Maybe he was cursed. He'd made a deal with the Beast. The devil, little d. He'd abandoned his post in Japan. Been led astray, Tenfingers would have said. Being on holy ground, after that -- it was a miracle that his eyes hadn't been burned out of his skull. That he hadn't been struck down.
It could still happen. It would. He was going to die. He--
"--should sit," Matt was saying. "We can sit in this pew here, or we can go outside, if you'd be more comfortable that way."
Sam offered Matt his elbow, like he'd done a thousand times working in the DA's office half a lifetime ago, and Matt took it.
Matt didn't need a sighted guide, not with his radar sense and his extensive training, and certainly not with the white cane in his other hand. But the slight pressure on Sam's arm was familiar, almost comforting, as they made their way out of the church.

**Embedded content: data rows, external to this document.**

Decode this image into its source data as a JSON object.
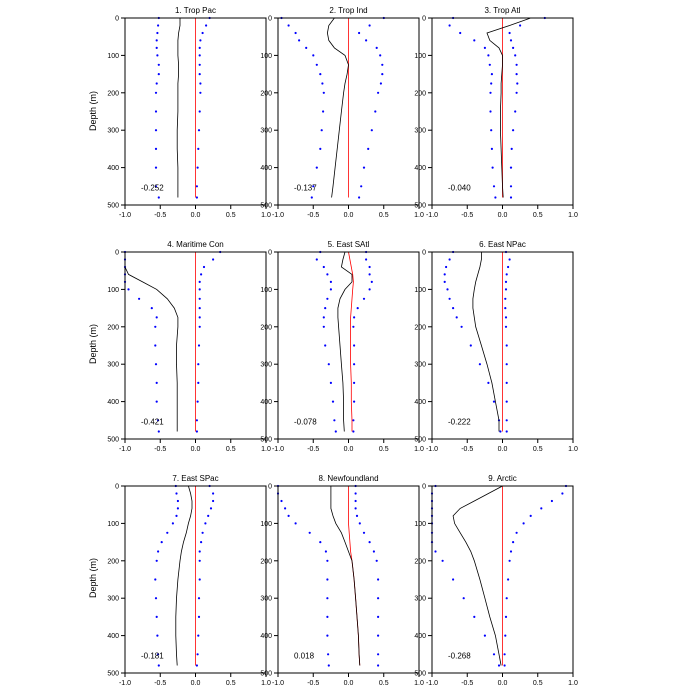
{
  "ylabel": "Depth (m)",
  "colors": {
    "mean": "#000000",
    "spread": "#0000ff",
    "zero": "#ff0000",
    "axis": "#000000"
  },
  "chart_data": [
    {
      "type": "line",
      "title": "1. Trop Pac",
      "stat": "-0.252",
      "xlim": [
        -1.0,
        1.0
      ],
      "ylim": [
        500,
        0
      ],
      "xticks": [
        "-1.0",
        "-0.5",
        "0.0",
        "0.5",
        "1.0"
      ],
      "yticks": [
        "0",
        "100",
        "200",
        "300",
        "400",
        "500"
      ],
      "depths": [
        0,
        20,
        40,
        60,
        80,
        100,
        125,
        150,
        175,
        200,
        250,
        300,
        350,
        400,
        450,
        480
      ],
      "mean": [
        -0.22,
        -0.22,
        -0.24,
        -0.25,
        -0.25,
        -0.25,
        -0.24,
        -0.24,
        -0.25,
        -0.25,
        -0.25,
        -0.26,
        -0.26,
        -0.25,
        -0.25,
        -0.25
      ],
      "lower": [
        -0.52,
        -0.53,
        -0.54,
        -0.55,
        -0.55,
        -0.54,
        -0.52,
        -0.52,
        -0.55,
        -0.56,
        -0.56,
        -0.56,
        -0.56,
        -0.56,
        -0.56,
        -0.52
      ],
      "upper": [
        0.2,
        0.15,
        0.1,
        0.07,
        0.06,
        0.06,
        0.06,
        0.06,
        0.07,
        0.07,
        0.06,
        0.05,
        0.04,
        0.03,
        0.02,
        0.02
      ],
      "zero": [
        0,
        0,
        0,
        0,
        0,
        0,
        0,
        0,
        0,
        0,
        0,
        0,
        0,
        0,
        0,
        0
      ]
    },
    {
      "type": "line",
      "title": "2. Trop Ind",
      "stat": "-0.137",
      "xlim": [
        -1.0,
        1.0
      ],
      "ylim": [
        500,
        0
      ],
      "xticks": [
        "-1.0",
        "-0.5",
        "0.0",
        "0.5",
        "1.0"
      ],
      "yticks": [
        "0",
        "100",
        "200",
        "300",
        "400",
        "500"
      ],
      "depths": [
        0,
        20,
        40,
        60,
        80,
        100,
        125,
        150,
        175,
        200,
        250,
        300,
        350,
        400,
        450,
        480
      ],
      "mean": [
        -0.2,
        -0.28,
        -0.3,
        -0.28,
        -0.2,
        -0.05,
        0.0,
        -0.02,
        -0.05,
        -0.07,
        -0.1,
        -0.13,
        -0.16,
        -0.19,
        -0.22,
        -0.24
      ],
      "lower": [
        -0.95,
        -0.85,
        -0.75,
        -0.7,
        -0.6,
        -0.5,
        -0.45,
        -0.4,
        -0.37,
        -0.35,
        -0.36,
        -0.38,
        -0.4,
        -0.45,
        -0.5,
        -0.52
      ],
      "upper": [
        0.5,
        0.3,
        0.15,
        0.25,
        0.4,
        0.45,
        0.48,
        0.48,
        0.46,
        0.42,
        0.38,
        0.33,
        0.28,
        0.22,
        0.18,
        0.15
      ],
      "zero": [
        0,
        0,
        0,
        0,
        0,
        0,
        0,
        0,
        0,
        0,
        0,
        0,
        0,
        0,
        0,
        0
      ]
    },
    {
      "type": "line",
      "title": "3. Trop Atl",
      "stat": "-0.040",
      "xlim": [
        -1.0,
        1.0
      ],
      "ylim": [
        500,
        0
      ],
      "xticks": [
        "-1.0",
        "-0.5",
        "0.0",
        "0.5",
        "1.0"
      ],
      "yticks": [
        "0",
        "100",
        "200",
        "300",
        "400",
        "500"
      ],
      "depths": [
        0,
        20,
        40,
        60,
        80,
        100,
        125,
        150,
        175,
        200,
        250,
        300,
        350,
        400,
        450,
        480
      ],
      "mean": [
        0.4,
        0.1,
        -0.22,
        -0.18,
        -0.05,
        0.0,
        0.0,
        -0.01,
        -0.02,
        -0.02,
        -0.03,
        -0.03,
        -0.02,
        -0.01,
        0.0,
        0.01
      ],
      "lower": [
        -0.7,
        -0.75,
        -0.6,
        -0.4,
        -0.25,
        -0.2,
        -0.18,
        -0.15,
        -0.16,
        -0.17,
        -0.17,
        -0.16,
        -0.15,
        -0.14,
        -0.12,
        -0.1
      ],
      "upper": [
        0.6,
        0.25,
        0.1,
        0.12,
        0.15,
        0.18,
        0.2,
        0.2,
        0.21,
        0.2,
        0.18,
        0.15,
        0.13,
        0.12,
        0.12,
        0.12
      ],
      "zero": [
        0,
        0,
        0,
        0,
        0,
        0,
        0,
        0,
        0,
        0,
        0,
        0,
        0,
        0,
        0,
        0
      ]
    },
    {
      "type": "line",
      "title": "4. Maritime Con",
      "stat": "-0.421",
      "xlim": [
        -1.0,
        1.0
      ],
      "ylim": [
        500,
        0
      ],
      "xticks": [
        "-1.0",
        "-0.5",
        "0.0",
        "0.5",
        "1.0"
      ],
      "yticks": [
        "0",
        "100",
        "200",
        "300",
        "400",
        "500"
      ],
      "depths": [
        0,
        20,
        40,
        60,
        80,
        100,
        125,
        150,
        175,
        200,
        250,
        300,
        350,
        400,
        450,
        480
      ],
      "mean": [
        -1.0,
        -1.0,
        -1.0,
        -0.95,
        -0.75,
        -0.55,
        -0.4,
        -0.3,
        -0.25,
        -0.25,
        -0.27,
        -0.27,
        -0.26,
        -0.26,
        -0.26,
        -0.26
      ],
      "lower": [
        -1.0,
        -1.0,
        -1.0,
        -1.0,
        -1.0,
        -0.95,
        -0.8,
        -0.62,
        -0.55,
        -0.57,
        -0.57,
        -0.56,
        -0.55,
        -0.55,
        -0.53,
        -0.52
      ],
      "upper": [
        0.35,
        0.25,
        0.12,
        0.08,
        0.06,
        0.06,
        0.06,
        0.06,
        0.06,
        0.06,
        0.05,
        0.04,
        0.04,
        0.03,
        0.02,
        0.02
      ],
      "zero": [
        0,
        0,
        0,
        0,
        0,
        0,
        0,
        0,
        0,
        0,
        0,
        0,
        0,
        0,
        0,
        0
      ]
    },
    {
      "type": "line",
      "title": "5. East SAtl",
      "stat": "-0.078",
      "xlim": [
        -1.0,
        1.0
      ],
      "ylim": [
        500,
        0
      ],
      "xticks": [
        "-1.0",
        "-0.5",
        "0.0",
        "0.5",
        "1.0"
      ],
      "yticks": [
        "0",
        "100",
        "200",
        "300",
        "400",
        "500"
      ],
      "depths": [
        0,
        20,
        40,
        60,
        80,
        100,
        125,
        150,
        175,
        200,
        250,
        300,
        350,
        400,
        450,
        480
      ],
      "mean": [
        -0.05,
        -0.08,
        -0.1,
        0.05,
        0.05,
        -0.05,
        -0.12,
        -0.15,
        -0.15,
        -0.14,
        -0.12,
        -0.1,
        -0.08,
        -0.07,
        -0.07,
        -0.06
      ],
      "lower": [
        -0.4,
        -0.45,
        -0.35,
        -0.3,
        -0.25,
        -0.25,
        -0.3,
        -0.33,
        -0.35,
        -0.35,
        -0.33,
        -0.28,
        -0.25,
        -0.22,
        -0.2,
        -0.18
      ],
      "upper": [
        0.25,
        0.25,
        0.3,
        0.3,
        0.33,
        0.3,
        0.22,
        0.13,
        0.08,
        0.07,
        0.08,
        0.08,
        0.08,
        0.08,
        0.07,
        0.07
      ],
      "zero": [
        0.0,
        0.02,
        0.04,
        0.06,
        0.07,
        0.06,
        0.05,
        0.04,
        0.03,
        0.03,
        0.03,
        0.03,
        0.04,
        0.04,
        0.05,
        0.05
      ]
    },
    {
      "type": "line",
      "title": "6. East NPac",
      "stat": "-0.222",
      "xlim": [
        -1.0,
        1.0
      ],
      "ylim": [
        500,
        0
      ],
      "xticks": [
        "-1.0",
        "-0.5",
        "0.0",
        "0.5",
        "1.0"
      ],
      "yticks": [
        "0",
        "100",
        "200",
        "300",
        "400",
        "500"
      ],
      "depths": [
        0,
        20,
        40,
        60,
        80,
        100,
        125,
        150,
        175,
        200,
        250,
        300,
        350,
        400,
        450,
        480
      ],
      "mean": [
        -0.3,
        -0.3,
        -0.32,
        -0.35,
        -0.38,
        -0.4,
        -0.42,
        -0.42,
        -0.4,
        -0.38,
        -0.3,
        -0.22,
        -0.15,
        -0.1,
        -0.05,
        -0.05
      ],
      "lower": [
        -0.7,
        -0.75,
        -0.8,
        -0.82,
        -0.82,
        -0.78,
        -0.75,
        -0.7,
        -0.65,
        -0.58,
        -0.45,
        -0.32,
        -0.2,
        -0.12,
        -0.05,
        -0.03
      ],
      "upper": [
        0.05,
        0.1,
        0.08,
        0.06,
        0.05,
        0.05,
        0.04,
        0.04,
        0.05,
        0.05,
        0.06,
        0.06,
        0.06,
        0.06,
        0.06,
        0.06
      ],
      "zero": [
        0,
        0,
        0,
        0,
        0,
        0,
        0,
        0,
        0,
        0,
        0,
        0,
        0,
        0,
        0,
        0
      ]
    },
    {
      "type": "line",
      "title": "7. East SPac",
      "stat": "-0.181",
      "xlim": [
        -1.0,
        1.0
      ],
      "ylim": [
        500,
        0
      ],
      "xticks": [
        "-1.0",
        "-0.5",
        "0.0",
        "0.5",
        "1.0"
      ],
      "yticks": [
        "0",
        "100",
        "200",
        "300",
        "400",
        "500"
      ],
      "depths": [
        0,
        20,
        40,
        60,
        80,
        100,
        125,
        150,
        175,
        200,
        250,
        300,
        350,
        400,
        450,
        480
      ],
      "mean": [
        -0.1,
        -0.07,
        -0.05,
        -0.05,
        -0.07,
        -0.1,
        -0.13,
        -0.17,
        -0.2,
        -0.22,
        -0.25,
        -0.27,
        -0.28,
        -0.28,
        -0.27,
        -0.26
      ],
      "lower": [
        -0.28,
        -0.27,
        -0.25,
        -0.25,
        -0.27,
        -0.32,
        -0.4,
        -0.48,
        -0.53,
        -0.55,
        -0.57,
        -0.56,
        -0.55,
        -0.54,
        -0.53,
        -0.52
      ],
      "upper": [
        0.2,
        0.25,
        0.25,
        0.22,
        0.18,
        0.14,
        0.1,
        0.08,
        0.06,
        0.06,
        0.06,
        0.05,
        0.05,
        0.04,
        0.03,
        0.02
      ],
      "zero": [
        0,
        0,
        0,
        0,
        0,
        0,
        0,
        0,
        0,
        0,
        0,
        0,
        0,
        0,
        0,
        0
      ]
    },
    {
      "type": "line",
      "title": "8. Newfoundland",
      "stat": "0.018",
      "xlim": [
        -1.0,
        1.0
      ],
      "ylim": [
        500,
        0
      ],
      "xticks": [
        "-1.0",
        "-0.5",
        "0.0",
        "0.5",
        "1.0"
      ],
      "yticks": [
        "0",
        "100",
        "200",
        "300",
        "400",
        "500"
      ],
      "depths": [
        0,
        20,
        40,
        60,
        80,
        100,
        125,
        150,
        175,
        200,
        250,
        300,
        350,
        400,
        450,
        480
      ],
      "mean": [
        -0.25,
        -0.25,
        -0.25,
        -0.25,
        -0.22,
        -0.18,
        -0.1,
        -0.05,
        0.0,
        0.05,
        0.08,
        0.1,
        0.12,
        0.14,
        0.15,
        0.16
      ],
      "lower": [
        -1.0,
        -1.0,
        -0.95,
        -0.9,
        -0.85,
        -0.75,
        -0.55,
        -0.4,
        -0.32,
        -0.3,
        -0.3,
        -0.3,
        -0.3,
        -0.3,
        -0.29,
        -0.28
      ],
      "upper": [
        0.1,
        0.1,
        0.1,
        0.1,
        0.12,
        0.16,
        0.22,
        0.3,
        0.36,
        0.4,
        0.42,
        0.42,
        0.42,
        0.42,
        0.42,
        0.42
      ],
      "zero": [
        0.0,
        0.0,
        0.0,
        0.0,
        0.0,
        0.0,
        0.01,
        0.02,
        0.03,
        0.05,
        0.08,
        0.1,
        0.12,
        0.14,
        0.15,
        0.16
      ]
    },
    {
      "type": "line",
      "title": "9. Arctic",
      "stat": "-0.268",
      "xlim": [
        -1.0,
        1.0
      ],
      "ylim": [
        500,
        0
      ],
      "xticks": [
        "-1.0",
        "-0.5",
        "0.0",
        "0.5",
        "1.0"
      ],
      "yticks": [
        "0",
        "100",
        "200",
        "300",
        "400",
        "500"
      ],
      "depths": [
        0,
        20,
        40,
        60,
        80,
        100,
        125,
        150,
        175,
        200,
        250,
        300,
        350,
        400,
        450,
        480
      ],
      "mean": [
        0.0,
        -0.2,
        -0.4,
        -0.6,
        -0.7,
        -0.68,
        -0.6,
        -0.52,
        -0.45,
        -0.4,
        -0.32,
        -0.25,
        -0.18,
        -0.1,
        -0.05,
        -0.02
      ],
      "lower": [
        -0.95,
        -1.0,
        -1.0,
        -1.0,
        -1.0,
        -1.0,
        -1.0,
        -1.0,
        -0.95,
        -0.85,
        -0.7,
        -0.55,
        -0.4,
        -0.25,
        -0.12,
        -0.05
      ],
      "upper": [
        0.9,
        0.85,
        0.7,
        0.55,
        0.4,
        0.3,
        0.2,
        0.15,
        0.12,
        0.1,
        0.08,
        0.06,
        0.05,
        0.04,
        0.03,
        0.03
      ],
      "zero": [
        0,
        0,
        0,
        0,
        0,
        0,
        0,
        0,
        0,
        0,
        0,
        0,
        0,
        0,
        0,
        0
      ]
    }
  ]
}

He managed to make it to the base of the church steps before his legs gave out and he dropped onto the bottom stair. Matt, seemingly unsurprised, let go of his elbow and sat down next to him.
"Breathe," he told Sam. "In through your nose and out through your mouth."
Sam breathed.
"Slower," Matt added after a moment. "You're alright."
Sam rested his elbows on his knees and tried to breathe more slowly. The concrete was solid, and the traffic from the street was only faintly muted by the ringing in his ears, and Matt's hand was on his shoulder just like it had always been in the aftermath of the worst moments of his life. His mother's death. Losing his eyes. His deal with the Beast for Muse's death.
He was alive. Matt was alive.
He kept his head down, not wanting to catch a glimpse of the clerical collar. He could pretend for a little longer that nothing had happened. That he'd never gone to Japan and Matt had never died and Elektra had never appeared in Chinatown to tell him.
"Do you want to talk about it?"
"God, no," Sam said before he could stop himself. "Sorry."
"It's okay," Matt replied, and Sam could hear the amusement in his voice. "I don't mind. I'm Father Matthew."
Father Matthew. He wasn't touching that right now. "Sam."
"How are you feeling, Sam?"
He shrugged, careful not to displace Matt's hand. "Better, I guess."
"Do you want to call someone, maybe?"
Until a few months ago, he would have called Matt. The irony was not lost on him. "Nah. I just need a minute or two."
Matt nodded and adjusted so he was perched more comfortably on the step next to Sam. "Take your time."
"Aren't you supposed to be doing priest stuff?"
It was Matt's turn to shrug. "I think God will understand."